Gidersen yıkılır bu kent kuşlar da ölür
Bir tufan olurum sustuğun her yerde

AHMET TELLI
 ....
 

NARROW ALLEYS

This city will be ruined if you go
Songs of the sparrows will go too
I will sink in the delta of your absence
If you go, the crops will never grow…

Walls are ruined while walking on the land mines
Who will keep your name in these vagrant vines?
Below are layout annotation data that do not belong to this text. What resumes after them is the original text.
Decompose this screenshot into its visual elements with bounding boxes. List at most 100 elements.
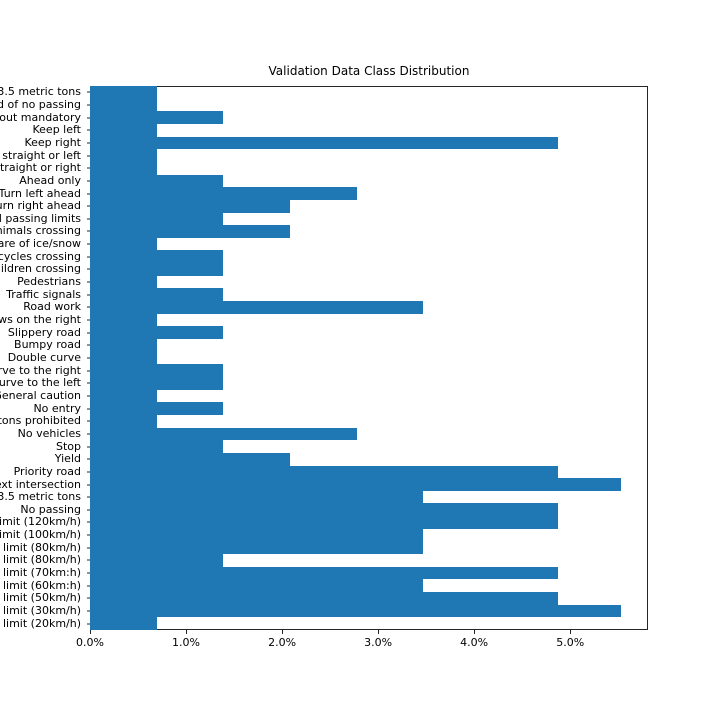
bar bbox=[90, 617, 158, 630]
bar-row bbox=[90, 313, 648, 327]
bar-row bbox=[90, 149, 648, 162]
y-tick-label: Bicycles crossing bbox=[0, 249, 81, 263]
bar-row bbox=[90, 212, 648, 226]
bar bbox=[90, 149, 158, 162]
bar-row bbox=[90, 617, 648, 630]
bar bbox=[90, 566, 558, 580]
bar-row bbox=[90, 86, 648, 99]
y-tick-label: nd of no passing bbox=[0, 97, 81, 111]
bar-row bbox=[90, 263, 648, 276]
bar-row bbox=[90, 541, 648, 555]
bar-row bbox=[90, 566, 648, 580]
x-tick-label: 2.0% bbox=[268, 636, 297, 649]
bar-row bbox=[90, 237, 648, 251]
x-tick-mark bbox=[570, 630, 572, 634]
y-tick-label: Turn left ahead bbox=[0, 186, 81, 200]
bar-row bbox=[90, 174, 648, 188]
x-tick-label: 0.0% bbox=[76, 636, 104, 649]
y-tick-label: r 3.5 metric tons bbox=[0, 86, 81, 99]
bar bbox=[90, 465, 558, 479]
bar bbox=[90, 554, 223, 567]
bar bbox=[90, 490, 424, 504]
y-tick-label: Pedestrians bbox=[17, 275, 81, 289]
bar bbox=[90, 427, 357, 441]
bar-row bbox=[90, 452, 648, 466]
bar bbox=[90, 604, 622, 618]
x-tick-label: 3.0% bbox=[364, 636, 393, 649]
bar bbox=[90, 98, 158, 112]
bar-row bbox=[90, 604, 648, 618]
bar-row bbox=[90, 389, 648, 403]
x-tick-label: 5.0% bbox=[556, 636, 585, 649]
y-tick-label: next intersection bbox=[0, 477, 81, 491]
bar bbox=[90, 288, 223, 302]
y-tick-label: rows on the right bbox=[0, 313, 81, 327]
bar bbox=[90, 351, 158, 365]
x-tick-label: 4.0% bbox=[460, 636, 489, 649]
bar-row bbox=[90, 528, 648, 542]
bar bbox=[90, 414, 158, 428]
bar-row bbox=[90, 98, 648, 112]
y-tick-label: c tons prohibited bbox=[0, 414, 81, 428]
bar bbox=[90, 478, 622, 491]
bar bbox=[90, 440, 223, 453]
bar bbox=[90, 250, 223, 264]
y-tick-label: Stop bbox=[55, 439, 81, 453]
bar bbox=[90, 136, 558, 150]
bar-row bbox=[90, 187, 648, 200]
bar bbox=[90, 541, 424, 555]
y-tick-label: about mandatory bbox=[0, 110, 81, 124]
y-tick-label: straight or right bbox=[0, 161, 81, 175]
y-tick-label: d limit (50km/h) bbox=[0, 591, 81, 605]
y-tick-label: Double curve bbox=[7, 351, 81, 364]
y-tick-label: Turn right ahead bbox=[0, 199, 81, 213]
y-tick-label: d limit (20km/h) bbox=[0, 616, 81, 630]
x-axis-ticks: 0.0% 1.0% 2.0% 3.0% 4.0% 5.0% bbox=[0, 630, 720, 670]
bar bbox=[90, 86, 158, 99]
y-tick-label: Traffic signals bbox=[6, 287, 81, 301]
y-tick-label: Children crossing bbox=[0, 262, 81, 276]
bar bbox=[90, 592, 558, 605]
y-tick-label: No entry bbox=[33, 401, 81, 415]
bar-row bbox=[90, 275, 648, 289]
bar-row bbox=[90, 339, 648, 352]
y-tick-label: Ahead only bbox=[19, 173, 81, 187]
y-tick-label: urve to the right bbox=[0, 363, 81, 377]
bar-row bbox=[90, 326, 648, 339]
bar-row bbox=[90, 111, 648, 124]
bar bbox=[90, 516, 558, 529]
x-tick-mark bbox=[378, 630, 380, 634]
bar-row bbox=[90, 123, 648, 137]
bar-row bbox=[90, 402, 648, 415]
y-tick-label: Road work bbox=[23, 300, 81, 314]
bar-row bbox=[90, 414, 648, 428]
y-tick-label: Slippery road bbox=[7, 325, 81, 339]
y-tick-label: animals crossing bbox=[0, 224, 81, 238]
bar-row bbox=[90, 351, 648, 365]
bar bbox=[90, 376, 223, 390]
chart-title: Validation Data Class Distribution bbox=[268, 64, 470, 78]
bar bbox=[90, 263, 223, 276]
bar-row bbox=[90, 427, 648, 441]
bar-row bbox=[90, 478, 648, 491]
y-tick-label: d limit (120km/h) bbox=[0, 515, 81, 529]
x-tick-mark bbox=[90, 630, 91, 634]
y-tick-label: No vehicles bbox=[17, 426, 81, 440]
y-tick-label: Yield bbox=[54, 452, 81, 466]
bar-row bbox=[90, 503, 648, 517]
bar bbox=[90, 389, 158, 403]
x-tick-mark bbox=[282, 630, 284, 634]
bar-row bbox=[90, 376, 648, 390]
x-tick-mark bbox=[474, 630, 476, 634]
y-tick-label: d limit (70km:h) bbox=[0, 566, 81, 580]
bar-row bbox=[90, 554, 648, 567]
bar-row bbox=[90, 136, 648, 150]
bar-row bbox=[90, 516, 648, 529]
bar bbox=[90, 212, 223, 226]
bar bbox=[90, 111, 223, 124]
y-tick-label: curve to the left bbox=[0, 376, 81, 390]
matplotlib-figure: Validation Data Class Distribution d lim… bbox=[0, 0, 720, 720]
y-tick-label: ware of ice/snow bbox=[0, 237, 81, 251]
bar-row bbox=[90, 440, 648, 453]
bar bbox=[90, 402, 223, 415]
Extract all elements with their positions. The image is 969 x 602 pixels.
The philomel will never get back to his golden cage
I know, weekend will turn to an unclaimed baggage
A pair of ear rings in the drawer will blow the wind suddenly
Life it is, isn’t it? From one bondage to another bondage

Fog will spread to the lungs of the lovers in this city…
Where will the river pour down their amicability?

Life will falter; daylight will never hit the curtain
The miners in the cave will never scream with joy again
A joyful day will spring high without a reason
I will be the dark lonely cloud in the sky and I will rain 


Chains will be broken but the melancholy will survive
Who will recharge the battery of a dying heart at 12:45?

This city will be ruined if you go
It will snow to my hands, you will not know
Silence will take over my wordless destiny
Moon will dive into the lake not to glow any more

Children will never laugh loudly again, will never play
Those who lived an immemorable life die in a narrow alley.
This poem is inspired by Ahmet Telli's poem "Gidersen Yıkılır Bu Kent" (If you go, this city will be ruined.) In fact, some lines are direct translations. So it is more like an "appropriation" in a different language.